Enfonçons le clou: en 2010, c’est à Venise qu’elle brillait où, pour sa première apparition à l’écran, dans Attenberg, elle recevait la Coupe Volpi de la meilleure actrice. Derrière ce début de carrière tonitruant, auquel on pourrait encore ajouter quelques récompenses mineures, se cache une cruelle réalité: qui connaît Ariane Labed? Alors qu’elle est clairement une des actrices françaises les plus intéressantes apparues ces dernières années, le grand public ignore tout d’elle. Parce qu’elle a jusqu’à présent effectué des choix clairement auteuristes, et que son parcours est pour l’heure insaisissable.
Grecque de cœur
Ariane Labed est Française, mais c’est à Athènes qu’elle naît en mai 1984 de parents enseignants. Elle y vit six ans, puis part pour l’Allemagne. La France, ce n’est qu’à 12 ans qu’elle la découvre véritablement. Elle n’a alors qu’une seule idée: retourner en Grèce. «Je suis Grecque de cœur», aime affirmer cette comédienne passionnée de danse, formée sur les planches et qui se voyait faire carrière au théâtre.

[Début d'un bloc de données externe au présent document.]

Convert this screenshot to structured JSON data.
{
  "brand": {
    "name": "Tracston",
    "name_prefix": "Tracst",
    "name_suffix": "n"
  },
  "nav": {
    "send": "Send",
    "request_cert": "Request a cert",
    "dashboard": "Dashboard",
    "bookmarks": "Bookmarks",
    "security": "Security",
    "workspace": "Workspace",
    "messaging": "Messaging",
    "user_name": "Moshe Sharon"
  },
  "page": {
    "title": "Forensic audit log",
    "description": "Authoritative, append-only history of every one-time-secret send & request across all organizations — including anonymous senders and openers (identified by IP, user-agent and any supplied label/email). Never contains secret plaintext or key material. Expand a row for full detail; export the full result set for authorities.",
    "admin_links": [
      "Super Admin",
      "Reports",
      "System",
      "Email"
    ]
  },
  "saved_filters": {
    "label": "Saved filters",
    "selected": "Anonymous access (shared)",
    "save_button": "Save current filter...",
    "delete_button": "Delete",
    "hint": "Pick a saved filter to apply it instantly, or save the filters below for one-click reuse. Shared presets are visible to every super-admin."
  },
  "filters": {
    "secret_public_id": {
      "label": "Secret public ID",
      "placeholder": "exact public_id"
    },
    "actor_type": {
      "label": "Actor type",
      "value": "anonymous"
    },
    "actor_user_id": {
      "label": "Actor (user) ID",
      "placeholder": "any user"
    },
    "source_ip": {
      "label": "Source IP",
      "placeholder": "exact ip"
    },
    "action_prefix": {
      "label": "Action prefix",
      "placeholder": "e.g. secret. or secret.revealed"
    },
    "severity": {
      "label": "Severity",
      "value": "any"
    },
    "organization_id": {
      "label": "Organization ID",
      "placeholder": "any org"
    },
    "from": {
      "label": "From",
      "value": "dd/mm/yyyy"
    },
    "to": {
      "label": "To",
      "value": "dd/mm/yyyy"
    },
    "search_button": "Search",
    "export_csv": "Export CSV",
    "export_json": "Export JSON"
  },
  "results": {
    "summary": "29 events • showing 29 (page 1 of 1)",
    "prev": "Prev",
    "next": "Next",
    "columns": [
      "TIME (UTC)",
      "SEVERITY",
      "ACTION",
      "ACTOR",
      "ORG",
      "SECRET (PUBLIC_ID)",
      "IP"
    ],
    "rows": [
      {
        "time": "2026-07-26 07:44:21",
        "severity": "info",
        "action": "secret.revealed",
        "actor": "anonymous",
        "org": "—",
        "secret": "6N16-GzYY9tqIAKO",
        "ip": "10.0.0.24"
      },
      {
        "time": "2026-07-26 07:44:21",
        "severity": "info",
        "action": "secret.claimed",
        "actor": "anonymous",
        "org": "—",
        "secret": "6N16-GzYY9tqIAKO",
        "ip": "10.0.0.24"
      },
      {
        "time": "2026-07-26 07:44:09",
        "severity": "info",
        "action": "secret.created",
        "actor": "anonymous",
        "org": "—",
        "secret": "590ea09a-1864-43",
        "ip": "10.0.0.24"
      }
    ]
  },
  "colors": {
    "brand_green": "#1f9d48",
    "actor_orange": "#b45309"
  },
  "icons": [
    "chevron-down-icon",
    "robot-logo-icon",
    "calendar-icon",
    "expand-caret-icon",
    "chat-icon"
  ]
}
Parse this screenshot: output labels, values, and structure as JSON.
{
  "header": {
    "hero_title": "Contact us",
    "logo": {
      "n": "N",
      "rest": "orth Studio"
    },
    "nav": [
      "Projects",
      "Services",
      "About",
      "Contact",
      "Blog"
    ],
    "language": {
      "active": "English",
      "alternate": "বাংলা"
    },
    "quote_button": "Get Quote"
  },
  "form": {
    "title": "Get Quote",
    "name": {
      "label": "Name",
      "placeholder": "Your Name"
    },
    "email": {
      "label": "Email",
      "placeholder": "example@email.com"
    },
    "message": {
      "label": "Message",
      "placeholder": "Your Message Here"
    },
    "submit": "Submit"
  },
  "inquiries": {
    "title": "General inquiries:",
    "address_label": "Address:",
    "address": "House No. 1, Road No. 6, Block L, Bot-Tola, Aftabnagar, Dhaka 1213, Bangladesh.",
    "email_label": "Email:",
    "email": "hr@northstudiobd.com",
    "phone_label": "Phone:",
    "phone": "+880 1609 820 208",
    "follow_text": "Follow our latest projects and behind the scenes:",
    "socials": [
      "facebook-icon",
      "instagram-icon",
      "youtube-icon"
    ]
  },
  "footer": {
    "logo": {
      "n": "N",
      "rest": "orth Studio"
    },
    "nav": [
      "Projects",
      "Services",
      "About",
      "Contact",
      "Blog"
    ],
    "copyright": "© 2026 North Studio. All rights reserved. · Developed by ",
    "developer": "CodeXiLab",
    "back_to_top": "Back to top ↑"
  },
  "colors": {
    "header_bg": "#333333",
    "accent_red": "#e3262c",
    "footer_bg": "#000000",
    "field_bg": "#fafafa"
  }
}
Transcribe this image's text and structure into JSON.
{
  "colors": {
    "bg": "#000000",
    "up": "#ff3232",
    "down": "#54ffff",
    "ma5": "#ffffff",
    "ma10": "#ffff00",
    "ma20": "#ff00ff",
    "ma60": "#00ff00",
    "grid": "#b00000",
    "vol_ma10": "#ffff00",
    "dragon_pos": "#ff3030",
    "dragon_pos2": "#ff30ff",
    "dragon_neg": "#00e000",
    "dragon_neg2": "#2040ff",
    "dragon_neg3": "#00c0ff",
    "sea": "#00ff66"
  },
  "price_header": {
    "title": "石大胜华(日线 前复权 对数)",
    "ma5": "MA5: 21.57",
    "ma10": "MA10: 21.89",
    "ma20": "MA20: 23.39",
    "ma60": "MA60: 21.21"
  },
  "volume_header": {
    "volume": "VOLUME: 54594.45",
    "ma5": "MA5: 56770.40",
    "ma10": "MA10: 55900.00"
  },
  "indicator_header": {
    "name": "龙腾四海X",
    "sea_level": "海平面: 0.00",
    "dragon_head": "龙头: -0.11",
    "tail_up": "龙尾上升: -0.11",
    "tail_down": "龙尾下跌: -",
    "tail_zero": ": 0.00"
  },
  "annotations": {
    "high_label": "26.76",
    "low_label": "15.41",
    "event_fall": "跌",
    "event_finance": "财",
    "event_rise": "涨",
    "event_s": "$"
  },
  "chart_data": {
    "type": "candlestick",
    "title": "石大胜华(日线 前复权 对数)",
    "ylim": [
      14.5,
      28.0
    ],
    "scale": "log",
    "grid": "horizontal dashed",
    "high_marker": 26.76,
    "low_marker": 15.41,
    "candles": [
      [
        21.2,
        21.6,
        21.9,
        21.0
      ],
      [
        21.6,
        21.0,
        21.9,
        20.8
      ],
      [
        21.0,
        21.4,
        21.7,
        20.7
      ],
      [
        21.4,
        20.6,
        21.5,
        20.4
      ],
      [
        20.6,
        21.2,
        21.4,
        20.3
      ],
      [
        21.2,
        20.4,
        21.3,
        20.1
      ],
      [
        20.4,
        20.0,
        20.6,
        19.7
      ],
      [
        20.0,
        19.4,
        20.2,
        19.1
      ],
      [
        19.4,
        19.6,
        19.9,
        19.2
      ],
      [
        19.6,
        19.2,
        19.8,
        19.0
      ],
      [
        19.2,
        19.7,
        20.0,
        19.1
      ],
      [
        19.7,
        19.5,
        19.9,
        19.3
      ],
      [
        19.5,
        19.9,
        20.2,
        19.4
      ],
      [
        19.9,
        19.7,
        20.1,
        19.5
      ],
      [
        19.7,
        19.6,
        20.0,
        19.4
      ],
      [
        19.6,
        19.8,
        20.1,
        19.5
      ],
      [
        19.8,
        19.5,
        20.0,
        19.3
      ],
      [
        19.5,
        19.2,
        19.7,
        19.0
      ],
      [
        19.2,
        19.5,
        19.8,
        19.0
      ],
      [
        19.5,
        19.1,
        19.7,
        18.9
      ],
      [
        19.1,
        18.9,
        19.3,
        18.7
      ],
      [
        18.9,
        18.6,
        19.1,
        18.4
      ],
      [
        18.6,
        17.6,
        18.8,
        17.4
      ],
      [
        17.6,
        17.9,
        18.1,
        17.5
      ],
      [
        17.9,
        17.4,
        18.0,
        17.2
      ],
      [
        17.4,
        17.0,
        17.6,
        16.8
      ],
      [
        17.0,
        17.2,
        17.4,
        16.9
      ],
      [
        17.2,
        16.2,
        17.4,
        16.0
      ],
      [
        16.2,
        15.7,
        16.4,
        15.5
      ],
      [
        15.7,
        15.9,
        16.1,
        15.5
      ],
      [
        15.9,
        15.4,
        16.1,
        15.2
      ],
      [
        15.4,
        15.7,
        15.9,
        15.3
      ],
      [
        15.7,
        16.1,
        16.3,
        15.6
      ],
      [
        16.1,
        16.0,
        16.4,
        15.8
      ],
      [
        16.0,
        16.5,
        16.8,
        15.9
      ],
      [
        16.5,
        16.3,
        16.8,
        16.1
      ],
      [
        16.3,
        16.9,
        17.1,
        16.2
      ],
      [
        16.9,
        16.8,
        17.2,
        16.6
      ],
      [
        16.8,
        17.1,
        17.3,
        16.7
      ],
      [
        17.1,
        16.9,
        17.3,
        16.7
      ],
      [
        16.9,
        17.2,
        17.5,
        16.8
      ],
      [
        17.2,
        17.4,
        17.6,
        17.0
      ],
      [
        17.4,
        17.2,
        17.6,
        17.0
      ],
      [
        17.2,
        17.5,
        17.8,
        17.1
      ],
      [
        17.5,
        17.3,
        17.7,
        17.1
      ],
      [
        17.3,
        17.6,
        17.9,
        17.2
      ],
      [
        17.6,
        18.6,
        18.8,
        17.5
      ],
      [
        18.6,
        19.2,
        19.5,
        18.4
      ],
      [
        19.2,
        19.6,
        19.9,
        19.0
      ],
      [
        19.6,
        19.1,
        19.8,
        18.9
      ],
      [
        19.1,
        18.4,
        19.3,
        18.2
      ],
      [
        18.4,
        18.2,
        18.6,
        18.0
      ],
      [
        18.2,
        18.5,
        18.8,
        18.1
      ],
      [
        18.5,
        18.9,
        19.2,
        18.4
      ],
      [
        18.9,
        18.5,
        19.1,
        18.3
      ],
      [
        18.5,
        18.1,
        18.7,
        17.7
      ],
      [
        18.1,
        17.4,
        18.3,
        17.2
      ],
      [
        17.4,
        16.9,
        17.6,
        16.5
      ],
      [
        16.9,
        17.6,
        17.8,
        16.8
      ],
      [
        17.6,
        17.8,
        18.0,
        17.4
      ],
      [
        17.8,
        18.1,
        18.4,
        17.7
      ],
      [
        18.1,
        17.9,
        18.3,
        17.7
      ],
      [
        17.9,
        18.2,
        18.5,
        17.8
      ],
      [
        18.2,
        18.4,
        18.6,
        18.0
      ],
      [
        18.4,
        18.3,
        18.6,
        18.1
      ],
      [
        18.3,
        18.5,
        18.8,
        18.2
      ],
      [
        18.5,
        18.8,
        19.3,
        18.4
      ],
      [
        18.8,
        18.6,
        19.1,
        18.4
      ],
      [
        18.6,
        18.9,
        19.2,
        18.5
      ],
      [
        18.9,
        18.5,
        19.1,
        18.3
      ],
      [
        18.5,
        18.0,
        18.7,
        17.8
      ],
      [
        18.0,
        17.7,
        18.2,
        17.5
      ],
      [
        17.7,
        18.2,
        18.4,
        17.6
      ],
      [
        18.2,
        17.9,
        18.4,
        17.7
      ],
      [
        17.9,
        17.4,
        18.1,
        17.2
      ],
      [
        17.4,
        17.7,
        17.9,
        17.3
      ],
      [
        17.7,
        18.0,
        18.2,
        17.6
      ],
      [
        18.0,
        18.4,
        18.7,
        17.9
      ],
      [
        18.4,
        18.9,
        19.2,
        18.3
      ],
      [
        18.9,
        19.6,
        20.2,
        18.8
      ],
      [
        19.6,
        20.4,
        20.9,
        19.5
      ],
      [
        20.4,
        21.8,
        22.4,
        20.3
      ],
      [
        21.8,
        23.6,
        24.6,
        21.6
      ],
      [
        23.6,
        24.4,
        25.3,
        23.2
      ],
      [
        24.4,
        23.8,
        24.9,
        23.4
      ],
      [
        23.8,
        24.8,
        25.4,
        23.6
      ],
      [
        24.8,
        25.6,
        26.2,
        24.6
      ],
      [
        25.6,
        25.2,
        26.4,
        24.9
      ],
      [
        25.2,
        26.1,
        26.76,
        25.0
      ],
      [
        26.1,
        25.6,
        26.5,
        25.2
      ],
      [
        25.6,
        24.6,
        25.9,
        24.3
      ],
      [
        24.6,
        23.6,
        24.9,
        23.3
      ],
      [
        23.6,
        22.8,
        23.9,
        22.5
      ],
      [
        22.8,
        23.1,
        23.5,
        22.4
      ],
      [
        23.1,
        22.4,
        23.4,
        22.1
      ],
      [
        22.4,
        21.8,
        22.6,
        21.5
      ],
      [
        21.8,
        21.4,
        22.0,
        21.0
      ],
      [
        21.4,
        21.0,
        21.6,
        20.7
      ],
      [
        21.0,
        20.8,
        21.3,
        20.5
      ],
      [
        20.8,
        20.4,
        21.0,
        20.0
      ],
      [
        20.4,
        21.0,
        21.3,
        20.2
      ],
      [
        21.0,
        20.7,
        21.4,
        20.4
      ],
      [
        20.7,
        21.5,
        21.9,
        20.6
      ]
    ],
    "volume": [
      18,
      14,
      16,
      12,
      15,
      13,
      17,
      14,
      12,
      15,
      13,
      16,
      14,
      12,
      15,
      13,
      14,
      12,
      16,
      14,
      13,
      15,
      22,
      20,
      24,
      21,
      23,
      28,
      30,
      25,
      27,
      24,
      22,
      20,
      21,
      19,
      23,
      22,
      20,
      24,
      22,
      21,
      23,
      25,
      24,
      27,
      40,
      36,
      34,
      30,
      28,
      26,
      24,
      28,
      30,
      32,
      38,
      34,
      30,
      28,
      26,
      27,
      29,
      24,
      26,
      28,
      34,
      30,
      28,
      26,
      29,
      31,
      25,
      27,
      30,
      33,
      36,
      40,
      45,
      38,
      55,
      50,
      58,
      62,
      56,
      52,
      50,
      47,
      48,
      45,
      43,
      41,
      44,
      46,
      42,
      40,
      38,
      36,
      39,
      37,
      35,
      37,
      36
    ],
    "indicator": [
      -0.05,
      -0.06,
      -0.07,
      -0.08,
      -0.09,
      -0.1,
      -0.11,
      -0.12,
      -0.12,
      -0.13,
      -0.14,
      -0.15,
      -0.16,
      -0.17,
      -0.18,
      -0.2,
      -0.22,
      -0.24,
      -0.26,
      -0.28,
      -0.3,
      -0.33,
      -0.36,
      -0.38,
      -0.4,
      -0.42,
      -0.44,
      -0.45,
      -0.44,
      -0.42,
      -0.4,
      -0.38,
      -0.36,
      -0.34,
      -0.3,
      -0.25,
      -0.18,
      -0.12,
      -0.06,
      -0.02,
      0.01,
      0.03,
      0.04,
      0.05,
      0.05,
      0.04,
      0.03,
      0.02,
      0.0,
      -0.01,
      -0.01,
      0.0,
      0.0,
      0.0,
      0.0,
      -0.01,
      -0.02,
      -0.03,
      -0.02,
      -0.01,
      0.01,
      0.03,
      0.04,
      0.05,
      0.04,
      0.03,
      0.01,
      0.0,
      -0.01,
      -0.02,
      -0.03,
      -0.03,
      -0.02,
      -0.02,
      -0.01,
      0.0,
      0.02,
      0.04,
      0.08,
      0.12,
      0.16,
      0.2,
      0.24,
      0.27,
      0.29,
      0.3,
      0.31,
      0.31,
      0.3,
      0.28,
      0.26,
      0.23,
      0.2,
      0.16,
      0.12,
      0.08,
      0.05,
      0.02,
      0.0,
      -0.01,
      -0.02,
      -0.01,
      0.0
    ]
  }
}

Le retour sur sa terre natale se fera finalement grâce à la troupe Vasistas, un collectif pluridisciplinaire piloté par une metteuse en scène grecque. C’est à Athènes, alors qu’elle se produit au Théâtre National, qu’elle sera repérée par Athiná-Rachél Tsangári, qui lui propose le premier rôle d’Attenberg. Celui de Marina, une jeune femme solitaire passionnée par les documentaires animaliers, David Attenborough et le rock sombre de Suicide. On connaît donc la suite: Ariane Labed, qui a appris le grec pour le film, fait sensation à la Mostra de Venise et se retrouve au palmarès. En Grèce, tous les médias veulent lui parler, mais elle prend peur et les fuit. L’année suivante, c’est néanmoins dans une autre production indigène qu’elle s’illustre: Alps, réalisé par Yórgos Lánthimos, un cinéaste que beaucoup voient comme un futur grand du cinéma européen et qu’elle avait rencontré sur le plateau d’Attenberg, où il faisait l’acteur. L’expérience est concluante au point qu’Ariane Labed finira par l’épouser. Le couple vit aujourd’hui à Londres.
Femmes fortes
Ce qui frappe, lorsqu’on parcourt la filmographie de la jeune trentenaire, c’est son goût pour les rôles physiques et les personnages forts, qui prennent leur destin en main. Dans Fidelio, l’odyssée d’Alice, elle interprète une mécanicienne sur bateau laissant son homme à terre pour prendre le large à bord d’un cargo. Dans Love Island, un film qui surprend par la façon dont il passe allégrement du drame au vaudeville, elle est Liliane, une femme enceinte mariée à un beauf exubérant, qui, lors d’un séjour balnéaire sur une île croate, va retrouver une fille avec laquelle elle a partagé une passion torride. D’abord en position de faiblesse, Liliane va peu à peu prendre son destin en main et devenir, jusqu’à un audacieux final, le pivot d’un triangle amoureux brinquebalant.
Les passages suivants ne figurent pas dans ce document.